Os coletivos de mulheres são recentes, mas Lucimara recorda que a luta é histórica e vem dos movimentos feministas da década de 80. “As pessoas estão se tornando mais conscientes. Um cotidiano de agressões não pode nos parecer normal. A violência contra a mulher tem a ver com dominação e demonstração de força, permitida e incentivada pelo patriarcado. A denúncia deve ser feita para impor fim ao sofrimento, evitar tragédia maior e encorajar outras mulheres.”
A integrante do coletivo Maria Maria, Laiz Perrut, 27 anos, atribui o número maior de denúncias também aos movimentos de mulheres que lutam pelo fim da violência. Segundo ela, as manifestações influenciam vítimas a perderem o medo de denunciar e contribui para a implantação de políticas públicas. “Nem de longe temos o que precisamos, como uma delegacia de mulheres 24 horas e mais profissionais envolvidos.
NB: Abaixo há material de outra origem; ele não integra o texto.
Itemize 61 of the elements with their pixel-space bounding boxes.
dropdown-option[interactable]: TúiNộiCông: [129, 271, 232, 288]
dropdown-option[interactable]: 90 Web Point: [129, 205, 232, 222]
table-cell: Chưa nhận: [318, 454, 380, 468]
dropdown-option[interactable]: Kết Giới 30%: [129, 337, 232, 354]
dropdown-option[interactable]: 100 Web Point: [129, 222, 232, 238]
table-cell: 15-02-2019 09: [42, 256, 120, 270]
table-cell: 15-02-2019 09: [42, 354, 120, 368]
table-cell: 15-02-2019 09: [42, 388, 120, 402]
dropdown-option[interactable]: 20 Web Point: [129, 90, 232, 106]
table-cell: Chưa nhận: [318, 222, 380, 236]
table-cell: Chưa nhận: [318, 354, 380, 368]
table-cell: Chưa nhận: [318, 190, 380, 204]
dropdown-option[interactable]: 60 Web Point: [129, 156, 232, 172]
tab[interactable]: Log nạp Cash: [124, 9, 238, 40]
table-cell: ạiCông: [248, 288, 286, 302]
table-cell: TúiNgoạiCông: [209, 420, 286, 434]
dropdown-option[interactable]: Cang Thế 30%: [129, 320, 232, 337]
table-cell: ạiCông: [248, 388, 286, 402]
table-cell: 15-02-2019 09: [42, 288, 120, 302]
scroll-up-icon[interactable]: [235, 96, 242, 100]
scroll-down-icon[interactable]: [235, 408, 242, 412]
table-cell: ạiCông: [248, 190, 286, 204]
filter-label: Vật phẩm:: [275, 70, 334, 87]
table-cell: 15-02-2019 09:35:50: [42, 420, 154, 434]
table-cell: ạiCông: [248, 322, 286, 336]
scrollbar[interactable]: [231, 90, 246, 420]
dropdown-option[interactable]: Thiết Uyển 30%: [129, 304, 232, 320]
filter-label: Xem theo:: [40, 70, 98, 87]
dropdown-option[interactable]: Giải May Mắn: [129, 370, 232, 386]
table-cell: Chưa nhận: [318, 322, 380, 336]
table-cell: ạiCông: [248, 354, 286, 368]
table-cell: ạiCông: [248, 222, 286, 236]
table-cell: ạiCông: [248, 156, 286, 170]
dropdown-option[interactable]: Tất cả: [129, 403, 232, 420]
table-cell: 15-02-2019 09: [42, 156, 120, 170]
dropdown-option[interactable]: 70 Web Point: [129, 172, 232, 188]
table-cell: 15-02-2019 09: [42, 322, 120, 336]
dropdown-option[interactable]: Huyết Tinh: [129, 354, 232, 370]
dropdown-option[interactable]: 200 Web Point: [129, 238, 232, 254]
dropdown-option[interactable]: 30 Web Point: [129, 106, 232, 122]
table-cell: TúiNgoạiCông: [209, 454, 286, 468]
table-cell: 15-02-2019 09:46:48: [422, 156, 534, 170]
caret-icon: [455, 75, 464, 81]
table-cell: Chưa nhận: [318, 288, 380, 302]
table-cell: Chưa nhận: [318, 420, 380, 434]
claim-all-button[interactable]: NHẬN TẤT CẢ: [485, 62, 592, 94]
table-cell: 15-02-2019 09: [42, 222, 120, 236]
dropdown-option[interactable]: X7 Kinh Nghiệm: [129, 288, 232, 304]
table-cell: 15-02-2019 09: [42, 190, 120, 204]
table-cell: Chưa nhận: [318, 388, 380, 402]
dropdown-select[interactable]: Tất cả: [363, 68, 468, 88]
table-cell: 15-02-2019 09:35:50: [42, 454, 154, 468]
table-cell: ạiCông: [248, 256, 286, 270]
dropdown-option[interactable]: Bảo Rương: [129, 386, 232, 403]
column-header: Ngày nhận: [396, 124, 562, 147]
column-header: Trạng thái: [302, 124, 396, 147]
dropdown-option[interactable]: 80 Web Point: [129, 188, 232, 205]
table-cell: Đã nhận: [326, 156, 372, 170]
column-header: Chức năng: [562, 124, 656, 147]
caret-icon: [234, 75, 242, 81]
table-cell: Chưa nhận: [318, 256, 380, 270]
Mas a pressão que os movimentos fizeram desde a promulgação da Lei Maria da Penha também a tornou mais conhecida.”
Laiz lamenta o fato de as leis e as medidas protetivas ainda não conseguirem garantir de forma plena a integridade da vítima. “É preciso ver os sinais de quando a violência pode se tornar mais grave. O acompanhamento da delegacia e da justiça ainda é muito falho, e falta apoio psicológico. A medida não impede o homem de cometer o crime, porque ele não está sendo monitorado o tempo todo. É preciso um conjunto de medidas para que essa mulheres estejam seguras e não sejam mortas.”
A luta do Maria Maria também vai contra o machismo, apontado como raiz do problema. “É uma questão cultural, porque fomos ensinados que o homem é superior à mulher. Qualquer coisa que elas fazem e eles não acham não certo, se sentem no direito de maltratar, de agredir, de assediar e de praticar violência sexual. Temos que quebrar esses paradigmas e mostrar que os homens não podem definir os rumos das mulheres.”